26/12/10

TERMINUS 196: NÃO TRACE ISTO, POR FAVOR

De acordo com análises, realizadas no âmbito do projecto Checking, a várias amostras de cocaína, setenta por cento dessas amostras possuíam desparasitantes e analgésicos de modo a disfarçar a sua parca pureza e incrementar o seu valor comercial. Pode não o parecer, mas este é um assunto grave. Quando existem pessoas capazes de adulterar a pureza de uma droga pesada como a cocaína, apenas por motivos de rendimento, é caso para dizer que está tudo perdido.
Sei que são muitas as dúvidas que, neste momento, o afligem. Tentarei responder a todas elas, na medida do possível. Começando pela mais óbvia: o que é o projecto Cheking? Ora bem, tanto quanto pude apurar, é um projecto nacional de teste de drogas. Isto, só por si, não diz muito. É o mesmo que chamar a um grupo de bêbados, um colectivo de enólogos na vertente prática. Antes de mais, há que saber: como é que a droga é testada? Se for através de reacção química é possível obter uma indicação precisa em relação à quantidade de fenacetina utilizada, mas não há nada como a opinião de um consumidor experimentado para avaliar as sensações transmissíveis.
A grande preocupação dos responsáveis deste projecto é o uso excessivo de fármacos como a fenacetina ou levamisole para “cortar” a coca. Eu não consumo cocaína, nunca consumi, mas consumo vinho e entendo a postura destes senhores. Assim como eles não apreciam a sua droga “cortada”, eu não gosto do meu vinho “traçado”. É um direito que nos assiste, enquanto consumidores.
No meu caso, o “traço” é feito, geralmente, com gasosa ou com sumo de laranja – a sangria é outra coisa – que, apesar de tudo, ainda são substâncias que podemos consumir à parte do vinho.
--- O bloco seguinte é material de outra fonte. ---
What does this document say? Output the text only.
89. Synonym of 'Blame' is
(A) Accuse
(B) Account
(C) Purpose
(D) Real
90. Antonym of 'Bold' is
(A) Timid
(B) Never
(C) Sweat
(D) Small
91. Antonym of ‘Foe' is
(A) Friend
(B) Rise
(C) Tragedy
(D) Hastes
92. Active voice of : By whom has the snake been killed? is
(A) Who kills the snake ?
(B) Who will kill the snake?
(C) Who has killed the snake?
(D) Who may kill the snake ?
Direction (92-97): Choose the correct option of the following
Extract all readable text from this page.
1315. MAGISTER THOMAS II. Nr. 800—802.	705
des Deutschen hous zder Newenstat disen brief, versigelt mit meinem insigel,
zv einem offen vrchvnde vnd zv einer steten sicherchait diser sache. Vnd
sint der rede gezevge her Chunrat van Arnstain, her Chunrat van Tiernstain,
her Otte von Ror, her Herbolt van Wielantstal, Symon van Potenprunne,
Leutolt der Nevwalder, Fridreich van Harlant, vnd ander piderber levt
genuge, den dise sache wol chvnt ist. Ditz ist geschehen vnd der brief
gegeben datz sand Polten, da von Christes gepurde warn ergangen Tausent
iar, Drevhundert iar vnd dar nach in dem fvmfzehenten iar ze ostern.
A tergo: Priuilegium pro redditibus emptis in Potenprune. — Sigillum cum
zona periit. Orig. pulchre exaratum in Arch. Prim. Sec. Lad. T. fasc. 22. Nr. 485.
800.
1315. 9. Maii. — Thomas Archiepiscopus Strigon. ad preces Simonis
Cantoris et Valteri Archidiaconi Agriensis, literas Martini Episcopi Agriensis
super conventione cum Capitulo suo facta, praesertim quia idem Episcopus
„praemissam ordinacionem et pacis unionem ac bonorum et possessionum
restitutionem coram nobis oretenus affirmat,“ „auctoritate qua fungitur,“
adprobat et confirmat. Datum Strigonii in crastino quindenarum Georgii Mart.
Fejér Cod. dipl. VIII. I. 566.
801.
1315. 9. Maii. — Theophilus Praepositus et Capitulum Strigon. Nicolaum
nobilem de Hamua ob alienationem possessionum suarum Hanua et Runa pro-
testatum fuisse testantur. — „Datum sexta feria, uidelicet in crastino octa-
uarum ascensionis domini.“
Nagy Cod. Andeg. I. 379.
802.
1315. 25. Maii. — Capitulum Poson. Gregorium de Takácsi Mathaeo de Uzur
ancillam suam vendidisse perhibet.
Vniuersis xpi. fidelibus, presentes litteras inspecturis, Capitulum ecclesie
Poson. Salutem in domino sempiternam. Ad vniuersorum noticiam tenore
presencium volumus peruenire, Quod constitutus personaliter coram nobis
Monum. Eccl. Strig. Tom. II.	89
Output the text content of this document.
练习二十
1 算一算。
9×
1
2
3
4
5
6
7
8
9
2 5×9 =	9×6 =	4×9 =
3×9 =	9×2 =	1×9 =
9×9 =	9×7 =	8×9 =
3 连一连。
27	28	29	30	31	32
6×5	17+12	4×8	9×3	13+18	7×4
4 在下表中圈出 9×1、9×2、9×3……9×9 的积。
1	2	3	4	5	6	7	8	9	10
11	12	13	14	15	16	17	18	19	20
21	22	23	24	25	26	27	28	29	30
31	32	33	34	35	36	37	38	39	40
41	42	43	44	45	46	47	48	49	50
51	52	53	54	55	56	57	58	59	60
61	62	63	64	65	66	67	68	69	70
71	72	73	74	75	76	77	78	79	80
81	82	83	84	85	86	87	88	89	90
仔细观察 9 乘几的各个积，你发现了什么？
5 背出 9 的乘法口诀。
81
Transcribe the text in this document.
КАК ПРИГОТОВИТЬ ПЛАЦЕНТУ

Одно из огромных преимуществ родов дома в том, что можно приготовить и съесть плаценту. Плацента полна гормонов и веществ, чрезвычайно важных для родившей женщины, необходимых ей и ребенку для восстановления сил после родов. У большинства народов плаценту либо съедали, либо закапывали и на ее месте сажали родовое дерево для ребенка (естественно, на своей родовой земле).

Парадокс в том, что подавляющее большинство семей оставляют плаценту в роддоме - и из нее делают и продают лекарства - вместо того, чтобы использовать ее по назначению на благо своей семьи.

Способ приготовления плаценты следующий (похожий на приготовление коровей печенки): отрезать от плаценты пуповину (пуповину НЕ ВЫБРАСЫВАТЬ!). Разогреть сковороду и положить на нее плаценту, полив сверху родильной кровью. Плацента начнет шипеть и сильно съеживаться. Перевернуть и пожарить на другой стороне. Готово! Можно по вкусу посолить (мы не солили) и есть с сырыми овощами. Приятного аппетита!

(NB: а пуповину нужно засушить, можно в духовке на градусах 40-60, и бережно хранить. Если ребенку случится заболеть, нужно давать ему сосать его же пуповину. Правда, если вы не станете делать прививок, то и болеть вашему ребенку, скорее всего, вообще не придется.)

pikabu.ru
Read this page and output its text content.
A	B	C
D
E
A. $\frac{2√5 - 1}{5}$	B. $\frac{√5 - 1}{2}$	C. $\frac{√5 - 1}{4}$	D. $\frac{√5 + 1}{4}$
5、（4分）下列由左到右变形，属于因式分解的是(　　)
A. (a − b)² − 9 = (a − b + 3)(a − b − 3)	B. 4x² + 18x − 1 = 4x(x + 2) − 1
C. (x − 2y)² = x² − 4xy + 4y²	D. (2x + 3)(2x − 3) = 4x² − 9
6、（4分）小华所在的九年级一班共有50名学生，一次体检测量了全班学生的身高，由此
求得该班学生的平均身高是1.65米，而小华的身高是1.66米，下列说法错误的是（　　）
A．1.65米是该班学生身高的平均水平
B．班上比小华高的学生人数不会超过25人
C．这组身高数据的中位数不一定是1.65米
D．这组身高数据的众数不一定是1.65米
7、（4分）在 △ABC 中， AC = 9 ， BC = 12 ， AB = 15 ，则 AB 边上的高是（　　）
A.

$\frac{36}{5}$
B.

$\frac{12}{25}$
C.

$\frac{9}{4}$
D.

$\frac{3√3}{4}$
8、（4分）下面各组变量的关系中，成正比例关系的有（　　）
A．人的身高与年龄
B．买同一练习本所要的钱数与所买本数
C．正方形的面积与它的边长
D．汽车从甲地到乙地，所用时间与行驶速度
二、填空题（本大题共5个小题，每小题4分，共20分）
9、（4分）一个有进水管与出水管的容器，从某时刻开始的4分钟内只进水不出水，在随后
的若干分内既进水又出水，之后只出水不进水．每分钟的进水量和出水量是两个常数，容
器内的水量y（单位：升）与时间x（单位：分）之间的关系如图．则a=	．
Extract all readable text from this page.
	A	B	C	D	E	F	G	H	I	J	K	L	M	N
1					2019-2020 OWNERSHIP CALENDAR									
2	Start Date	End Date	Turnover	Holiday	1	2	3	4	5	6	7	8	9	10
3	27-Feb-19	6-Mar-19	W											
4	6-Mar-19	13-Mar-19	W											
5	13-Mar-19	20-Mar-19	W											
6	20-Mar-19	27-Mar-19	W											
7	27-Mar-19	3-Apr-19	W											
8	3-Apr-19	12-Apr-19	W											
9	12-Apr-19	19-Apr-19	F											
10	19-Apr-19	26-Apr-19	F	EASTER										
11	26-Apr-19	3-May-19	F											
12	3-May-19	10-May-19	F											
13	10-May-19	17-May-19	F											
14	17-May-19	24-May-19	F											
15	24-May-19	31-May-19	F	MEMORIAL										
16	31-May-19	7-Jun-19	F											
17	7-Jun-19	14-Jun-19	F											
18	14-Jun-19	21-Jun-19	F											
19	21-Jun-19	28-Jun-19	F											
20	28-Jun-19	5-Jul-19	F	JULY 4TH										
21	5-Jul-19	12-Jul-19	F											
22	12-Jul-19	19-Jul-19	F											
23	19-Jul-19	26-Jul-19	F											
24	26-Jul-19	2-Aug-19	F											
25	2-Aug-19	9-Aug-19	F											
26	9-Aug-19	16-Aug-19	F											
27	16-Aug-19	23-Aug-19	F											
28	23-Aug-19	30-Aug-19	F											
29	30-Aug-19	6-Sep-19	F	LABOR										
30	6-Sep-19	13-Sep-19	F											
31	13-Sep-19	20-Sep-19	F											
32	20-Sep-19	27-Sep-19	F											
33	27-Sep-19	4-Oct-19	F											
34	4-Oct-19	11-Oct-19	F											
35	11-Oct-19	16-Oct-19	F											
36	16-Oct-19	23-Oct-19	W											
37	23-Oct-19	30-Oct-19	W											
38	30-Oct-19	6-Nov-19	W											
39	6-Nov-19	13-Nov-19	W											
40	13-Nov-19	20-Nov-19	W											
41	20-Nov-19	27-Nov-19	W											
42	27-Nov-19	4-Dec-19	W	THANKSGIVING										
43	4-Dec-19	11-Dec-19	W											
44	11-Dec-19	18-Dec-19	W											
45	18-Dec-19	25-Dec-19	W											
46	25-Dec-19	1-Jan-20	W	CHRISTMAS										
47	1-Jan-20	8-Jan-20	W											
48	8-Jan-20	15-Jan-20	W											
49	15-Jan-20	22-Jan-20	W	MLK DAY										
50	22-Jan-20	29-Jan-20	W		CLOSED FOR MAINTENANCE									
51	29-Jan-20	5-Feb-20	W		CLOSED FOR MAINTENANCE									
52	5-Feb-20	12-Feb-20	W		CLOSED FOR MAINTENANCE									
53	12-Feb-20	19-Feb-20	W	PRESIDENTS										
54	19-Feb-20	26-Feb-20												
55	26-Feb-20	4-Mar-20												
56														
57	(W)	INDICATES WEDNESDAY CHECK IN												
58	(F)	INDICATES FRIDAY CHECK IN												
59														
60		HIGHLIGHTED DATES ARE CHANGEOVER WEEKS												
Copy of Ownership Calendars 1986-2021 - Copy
Contudo, no caso dos fármacos utilizados para “cortar” a coca, isso não sucede. Não há refrescos de fenacetina ou croissants com recheio de levamisole e, tirando o pessoal da indústria farmacêutica e alguns hipocondríacos, ninguém sabe o que são estas substâncias. Sabe-se que o primeiro pode fazer mal a pessoas com problemas renais e que o segundo aumenta o risco de ataque cardíaco. Sinceramente, utilizar estas substâncias na preparação de uma droga pesada parece-me de uma irresponsabilidade sem limites. Onde é que isto vai parar?, pergunto eu.
Na minha infância e juventude, e mesmo no início da idade adulta, consumi diversos químicos, não na forma de drogas recreativas, mas em modo doce. Não sou, portanto, alheio ou averso ao consumo de substâncias químicas em detrimento de naturais. Mas sou um consumidor que gosta de segurança naquilo que consome.
Gastar uma saqueta para fazer um bule de chá e dividi-lo por quatro chávenas não é o modo correcto de fazer chá para quatro pessoas. É verdade que assim poupam-se três saquetas, mas perde-se o sabor, a pureza, o toque. Ao senhor traficante e ao senhor preparador que lêem isto, peço-vos, tenham atenção ao que estão a fazer. O que estão a fazer pode parecer aliciante, na medida em que faz render o produto, mas tentem olhar para o amanhã. Respeitem os vossos clientes se querem continuar a tê-los.